9. MLX Kernel Benchmark: Group Size Performance
MINT assigns group size 32 to 85% of tensors. Does the MLX quantized matmul kernel handle this efficiently? We benchmarked across MLX versions.
| Scenario | MLX 0.29.3 | MLX 0.31.1 | Status |
|---|---|---|---|
| Generation g32/g128 | 1.07–1.14x penalty | 1.01–1.10x | Mostly fixed |
| Generation g64/g128 | ~1.05x | 1.00x | Fixed |
| Prefill g32/g128 | 1.8–2.2x | 1.00x | Fully fixed |
| Prefill g64/g128 | ~1.3x | 1.00x | Fixed |
Upstream fixes in MLX PRs #1861 and #2031 resolved the group_size performance regression.

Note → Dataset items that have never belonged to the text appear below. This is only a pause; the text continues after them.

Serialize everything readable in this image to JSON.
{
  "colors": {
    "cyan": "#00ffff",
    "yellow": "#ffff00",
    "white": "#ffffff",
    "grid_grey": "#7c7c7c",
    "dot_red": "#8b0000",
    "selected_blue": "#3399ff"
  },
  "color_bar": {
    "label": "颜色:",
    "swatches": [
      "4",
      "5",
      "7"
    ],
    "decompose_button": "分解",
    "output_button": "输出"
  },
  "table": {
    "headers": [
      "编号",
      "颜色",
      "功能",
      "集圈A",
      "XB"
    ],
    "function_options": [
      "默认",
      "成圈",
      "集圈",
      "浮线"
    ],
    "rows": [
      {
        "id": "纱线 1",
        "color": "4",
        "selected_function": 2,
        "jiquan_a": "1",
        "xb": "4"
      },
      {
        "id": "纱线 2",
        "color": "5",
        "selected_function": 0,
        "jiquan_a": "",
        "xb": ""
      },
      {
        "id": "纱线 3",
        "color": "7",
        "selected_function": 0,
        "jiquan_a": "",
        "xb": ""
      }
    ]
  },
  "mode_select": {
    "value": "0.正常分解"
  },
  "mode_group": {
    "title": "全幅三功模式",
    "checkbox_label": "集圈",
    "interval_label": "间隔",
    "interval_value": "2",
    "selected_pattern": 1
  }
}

MINT’s preference for g32 is now viable at full speed.
10. Key Findings
MINT consistently outperforms uniform quantization and calibration-based GPTQ across all tested models:
- vs Uniform 4-bit: −2.0% to −3.4% median PPL at matched sizes
- vs GPTQ: −1.0% to −4.6% median PPL at matched sizes (data-free vs calibration-based)
- Downstream benchmarks preserved: All MINT-vs-uniform differences within standard error bounds across ARC-C, Winogrande, HellaSwag, MMLU (40,786 total questions)

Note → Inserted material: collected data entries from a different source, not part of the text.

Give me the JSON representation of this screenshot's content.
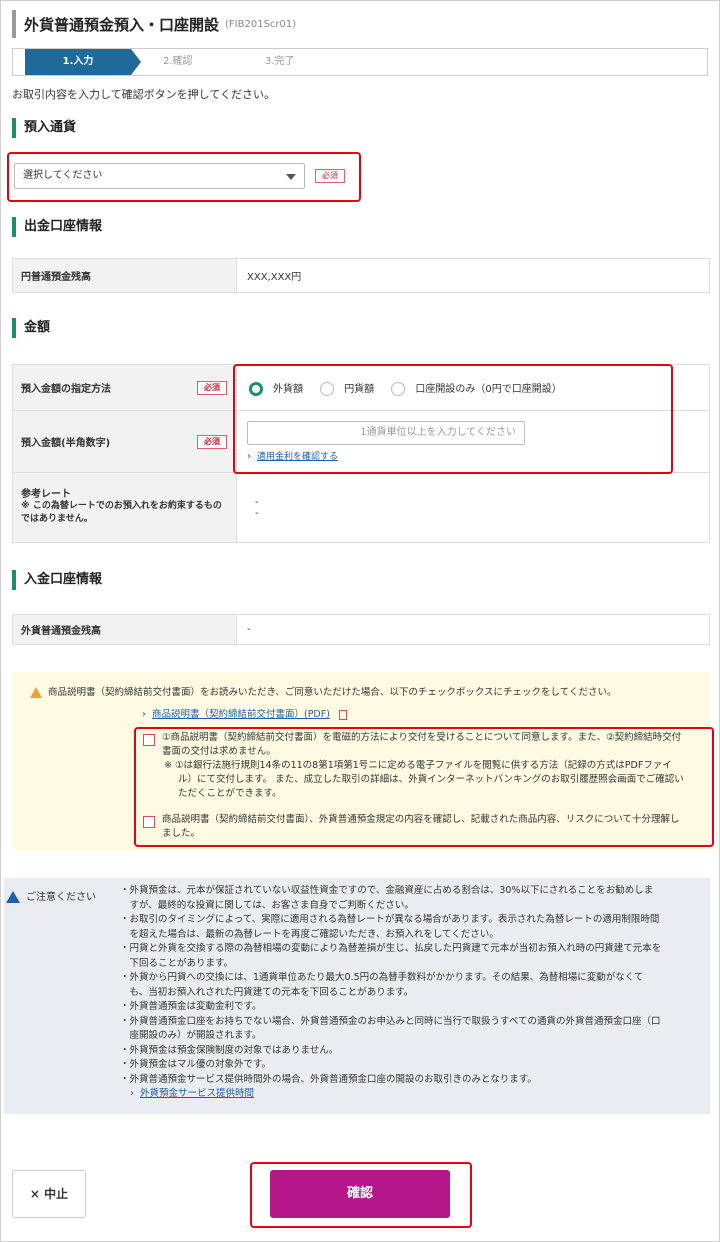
{
  "header": {
    "title": "外貨普通預金預入・口座開設",
    "screen_code": "(FIB201Scr01)"
  },
  "steps": [
    "1.入力",
    "2.確認",
    "3.完了"
  ],
  "instruction": "お取引内容を入力して確認ボタンを押してください。",
  "currency_section": {
    "title": "預入通貨",
    "select_value": "選択してください",
    "required": "必須"
  },
  "withdraw_section": {
    "title": "出金口座情報",
    "balance_label": "円普通預金残高",
    "balance_value": "XXX,XXX円"
  },
  "amount_section": {
    "title": "金額",
    "method_label": "預入金額の指定方法",
    "method_required": "必須",
    "options": [
      "外貨額",
      "円貨額",
      "口座開設のみ（0円で口座開設）"
    ],
    "selected_option": "外貨額",
    "amount_label": "預入金額(半角数字)",
    "amount_required": "必須",
    "amount_placeholder": "1通貨単位以上を入力してください",
    "rate_link": "適用金利を確認する",
    "ref_rate_label": "参考レート",
    "ref_rate_note": "※ この為替レートでのお預入れをお約束するものではありません。",
    "ref_rate_value1": "-",
    "ref_rate_value2": "-"
  },
  "deposit_section": {
    "title": "入金口座情報",
    "balance_label": "外貨普通預金残高",
    "balance_value": "-"
  },
  "consent": {
    "intro": "商品説明書（契約締結前交付書面）をお読みいただき、ご同意いただけた場合、以下のチェックボックスにチェックをしてください。",
    "pdf_link": "商品説明書（契約締結前交付書面）(PDF)",
    "check1_line1": "①商品説明書（契約締結前交付書面）を電磁的方法により交付を受けることについて同意します。また、②契約締結時交付",
    "check1_line2": "書面の交付は求めません。",
    "check1_note1": "※ ①は銀行法施行規則14条の11の8第1項第1号ニに定める電子ファイルを閲覧に供する方法（記録の方式はPDFファイ",
    "check1_note2": "ル）にて交付します。 また、成立した取引の詳細は、外貨インターネットバンキングのお取引履歴照会画面でご確認い",
    "check1_note3": "ただくことができます。",
    "check2_line1": "商品説明書（契約締結前交付書面）、外貨普通預金規定の内容を確認し、記載された商品内容、リスクについて十分理解し",
    "check2_line2": "ました。"
  },
  "notes": {
    "title": "ご注意ください",
    "items": [
      "・外貨預金は、元本が保証されていない収益性資金ですので、金融資産に占める割合は、30%以下にされることをお勧めしま",
      "　すが、最終的な投資に関しては、お客さま自身でご判断ください。",
      "・お取引のタイミングによって、実際に適用される為替レートが異なる場合があります。表示された為替レートの適用制限時間",
      "　を超えた場合は、最新の為替レートを再度ご確認いただき、お預入れをしてください。",
      "・円貨と外貨を交換する際の為替相場の変動により為替差損が生じ、払戻した円貨建て元本が当初お預入れ時の円貨建て元本を",
      "　下回ることがあります。",
      "・外貨から円貨への交換には、1通貨単位あたり最大0.5円の為替手数料がかかります。その結果、為替相場に変動がなくて",
      "　も、当初お預入れされた円貨建ての元本を下回ることがあります。",
      "・外貨普通預金は変動金利です。",
      "・外貨普通預金口座をお持ちでない場合、外貨普通預金のお申込みと同時に当行で取扱うすべての通貨の外貨普通預金口座（口",
      "　座開設のみ）が開設されます。",
      "・外貨預金は預金保険制度の対象ではありません。",
      "・外貨預金はマル優の対象外です。",
      "・外貨普通預金サービス提供時間外の場合、外貨普通預金口座の開設のお取引きのみとなります。"
    ],
    "link": "外貨預金サービス提供時間"
  },
  "buttons": {
    "cancel": "中止",
    "cancel_icon": "×",
    "confirm": "確認"
  },
  "colors": {
    "accent": "#1a8f6a",
    "step_active": "#1f6a98",
    "confirm": "#b5178a",
    "highlight": "#e60012"
  }
}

- Budget-targeted: Single analysis produces deployments from 46.9 GB to 163 GB on Llama-4-Scout (109B)
- MMLU saturates at ~37 GB (8 avg bits) despite PPL continuing to improve — confirming PPL as the primary optimisation metric
- Mean PPL is unreliable: On GLM-4.7-Flash, mean gives inverted quality ordering; median gives correct ranking
- min-bits=4 (default) is optimal: 3-bit allocations save space but cost 6.7% median PPL on GLM-4.7-Flash
- Throughput overhead: 2–4% generation on dense models, negligible prefill
- Reproducibility: MINT 21 GB MMLU verified by independent rerun (70.22% both times)

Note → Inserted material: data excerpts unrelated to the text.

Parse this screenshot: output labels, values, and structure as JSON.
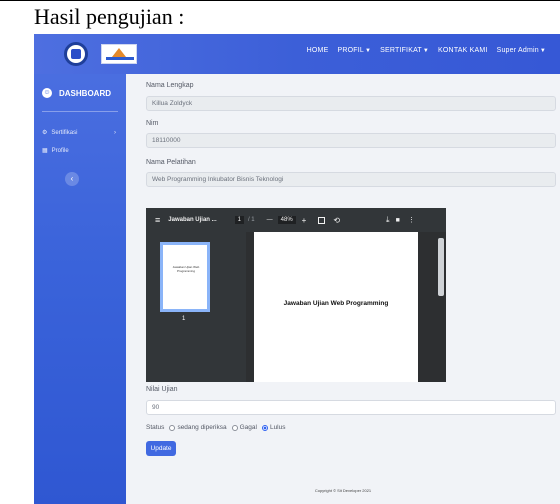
{
  "document": {
    "heading": "Hasil pengujian :"
  },
  "topbar": {
    "nav": [
      {
        "label": "HOME",
        "dropdown": false
      },
      {
        "label": "PROFIL",
        "dropdown": true
      },
      {
        "label": "SERTIFIKAT",
        "dropdown": true
      },
      {
        "label": "KONTAK KAMI",
        "dropdown": false
      },
      {
        "label": "Super Admin",
        "dropdown": true
      }
    ]
  },
  "sidebar": {
    "brand": "DASHBOARD",
    "items": [
      {
        "label": "Sertifikasi",
        "icon": "gear-icon",
        "chevron": "›"
      },
      {
        "label": "Profile",
        "icon": "table-icon",
        "chevron": ""
      }
    ],
    "toggle": "‹"
  },
  "form": {
    "nama_label": "Nama Lengkap",
    "nama_value": "Killua Zoldyck",
    "nim_label": "Nim",
    "nim_value": "18110000",
    "pelatihan_label": "Nama Pelatihan",
    "pelatihan_value": "Web Programming Inkubator Bisnis Teknologi",
    "nilai_label": "Nilai Ujian",
    "nilai_value": "90",
    "status_label": "Status",
    "status_options": [
      "sedang diperiksa",
      "Gagal",
      "Lulus"
    ],
    "status_selected": "Lulus",
    "update_label": "Update"
  },
  "pdf_viewer": {
    "menu_glyph": "≡",
    "title": "Jawaban Ujian ...",
    "page_current": "1",
    "page_total": "/ 1",
    "zoom_minus": "—",
    "zoom": "48%",
    "zoom_plus": "+",
    "thumb_text": "Jawaban Ujian Web Programming",
    "thumb_number": "1",
    "page_heading": "Jawaban Ujian Web Programming"
  },
  "footer": {
    "text": "Copyright © Sit Developer 2021"
  },
  "colors": {
    "primary": "#4169e1",
    "sidebar": "#3a63da",
    "pdf_toolbar": "#323639"
  }
}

All evaluations conducted on Apple M2 Ultra (192 GB unified memory). Perplexity: WikiText-2 test split, seq_len=2048, 128 sequences, seed 42. Downstream benchmarks: lm-evaluation-harness via MLX backend. ARC-Challenge (25-shot), Winogrande (5-shot), HellaSwag (10-shot), MMLU (5-shot, 14,015 questions). MLX 0.31.1, mlx_lm 0.30.4, Python 3.12.0. Full paper: baa.ai/articles/24-mint-paper.html. Code: github.com/baa-ai/MINT.